IO_Query_Dataset, an extension of the spyder dataset as seen here: https://yale-lily.github.io/spider
This is a dataset that is labelled for entity recognition in querries
The data consists of 800+ queries that have been labeled with 'I' for being part of an entity and 'O' for being outside of an entity.
The purpose of the dataset is to help target key words in queries for search engine optimization.
Please report any misslabeled data points to drewb97@gmail.com
WHY DATA WAS FORMED
- In the spider data set there are column / table names and column / table "text names". The "text names" are how the column or table name would appear in text (an example would be to take out the underscores). Much of the spider data set however deals with names that are not linked directly to their textual representation. The creators of IRNet have a good approach for token linking but that appraoch involves iterating over all values in a sequence and then matching corresponding n-grams. The data that is provided here attempts to show where in a sequence those tokens reside. You will notice that many entities that correspond to rows in a column are left out (CONDITIONAL CLAUSES IN SQL), in a future addition to this dataset I will include those for linking as well.
IRNet: https://github.com/microsoft/IRNet
HOW DATA WAS FORMED
- In order to actually match tokens in the SQL statements to their corresponding Natural Language Question, I parsed the SQL statement for the columns and tables it was pertaining to. Then I got the corresponding "text names" from the question. If the sets included from the SQL statement and the Natural Language Question were the same I threw those into the dataset, if not I did not include the example. This data was only taken from the Spyder Training set.
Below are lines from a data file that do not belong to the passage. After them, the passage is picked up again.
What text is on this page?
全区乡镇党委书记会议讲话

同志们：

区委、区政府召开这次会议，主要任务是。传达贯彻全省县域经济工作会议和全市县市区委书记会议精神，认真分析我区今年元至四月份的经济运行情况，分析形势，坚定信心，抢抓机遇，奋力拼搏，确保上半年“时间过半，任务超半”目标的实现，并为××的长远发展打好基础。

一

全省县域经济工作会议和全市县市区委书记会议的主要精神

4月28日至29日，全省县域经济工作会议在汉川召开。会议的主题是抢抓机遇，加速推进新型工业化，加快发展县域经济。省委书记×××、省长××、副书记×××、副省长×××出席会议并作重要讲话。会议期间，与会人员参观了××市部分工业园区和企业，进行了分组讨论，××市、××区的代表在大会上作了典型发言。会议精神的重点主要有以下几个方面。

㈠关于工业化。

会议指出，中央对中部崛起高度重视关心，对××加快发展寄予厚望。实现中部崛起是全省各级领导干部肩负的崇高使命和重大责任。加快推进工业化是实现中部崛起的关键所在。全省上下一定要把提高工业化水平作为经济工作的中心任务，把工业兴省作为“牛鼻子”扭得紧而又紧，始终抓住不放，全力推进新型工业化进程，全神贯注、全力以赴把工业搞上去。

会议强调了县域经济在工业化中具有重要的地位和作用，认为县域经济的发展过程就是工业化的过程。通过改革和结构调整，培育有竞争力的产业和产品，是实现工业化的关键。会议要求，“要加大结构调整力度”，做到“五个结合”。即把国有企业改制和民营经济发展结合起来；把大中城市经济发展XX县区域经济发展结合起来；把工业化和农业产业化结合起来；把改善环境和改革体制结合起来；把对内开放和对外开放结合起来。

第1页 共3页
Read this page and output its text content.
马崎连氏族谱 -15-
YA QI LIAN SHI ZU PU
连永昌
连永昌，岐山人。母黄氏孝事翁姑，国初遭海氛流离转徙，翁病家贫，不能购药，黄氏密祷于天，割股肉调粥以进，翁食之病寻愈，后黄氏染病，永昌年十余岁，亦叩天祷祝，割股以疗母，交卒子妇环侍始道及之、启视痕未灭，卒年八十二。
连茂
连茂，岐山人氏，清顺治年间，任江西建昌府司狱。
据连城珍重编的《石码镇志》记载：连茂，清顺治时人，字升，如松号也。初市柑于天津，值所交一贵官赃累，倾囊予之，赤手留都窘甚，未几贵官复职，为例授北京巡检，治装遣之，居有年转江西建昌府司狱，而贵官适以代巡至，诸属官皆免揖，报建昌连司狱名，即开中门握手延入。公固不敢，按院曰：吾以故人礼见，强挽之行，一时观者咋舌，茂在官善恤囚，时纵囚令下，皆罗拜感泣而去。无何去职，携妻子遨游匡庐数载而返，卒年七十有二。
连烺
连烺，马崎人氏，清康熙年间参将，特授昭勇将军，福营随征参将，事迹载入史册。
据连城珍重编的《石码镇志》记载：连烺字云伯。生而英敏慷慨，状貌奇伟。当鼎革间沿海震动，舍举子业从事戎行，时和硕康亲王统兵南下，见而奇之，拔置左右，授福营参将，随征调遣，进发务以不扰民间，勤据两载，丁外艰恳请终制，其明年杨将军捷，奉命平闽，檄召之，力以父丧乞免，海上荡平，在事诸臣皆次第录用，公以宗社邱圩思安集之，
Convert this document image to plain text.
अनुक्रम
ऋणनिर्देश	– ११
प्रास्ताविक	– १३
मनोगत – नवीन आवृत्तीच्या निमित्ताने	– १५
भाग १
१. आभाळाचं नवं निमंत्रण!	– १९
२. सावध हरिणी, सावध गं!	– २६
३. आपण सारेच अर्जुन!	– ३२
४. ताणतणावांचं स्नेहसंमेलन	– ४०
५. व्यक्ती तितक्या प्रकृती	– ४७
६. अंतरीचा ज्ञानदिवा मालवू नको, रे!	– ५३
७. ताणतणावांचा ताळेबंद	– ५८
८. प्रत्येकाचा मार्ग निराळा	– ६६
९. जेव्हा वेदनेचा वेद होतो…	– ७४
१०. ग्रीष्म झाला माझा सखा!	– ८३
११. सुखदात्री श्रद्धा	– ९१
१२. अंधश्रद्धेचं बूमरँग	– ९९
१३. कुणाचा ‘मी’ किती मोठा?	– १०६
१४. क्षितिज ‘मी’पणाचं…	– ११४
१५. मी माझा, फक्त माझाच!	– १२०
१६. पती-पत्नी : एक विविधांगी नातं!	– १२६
In the file "ConditionalRandomField_Output_Clause.py" I ran a conditional random field with respect to the parse tree that was given for a certain question and the results were somewhat good. On the test data set the accuracy after doing some cross-validation was able to achieve 93.9% accuracy. Meaning it messed up on 8 querries out of the 130 that were tested (not bad).
I will be posting a dataset with labels for Conditional Clauses either later today or tomorrow.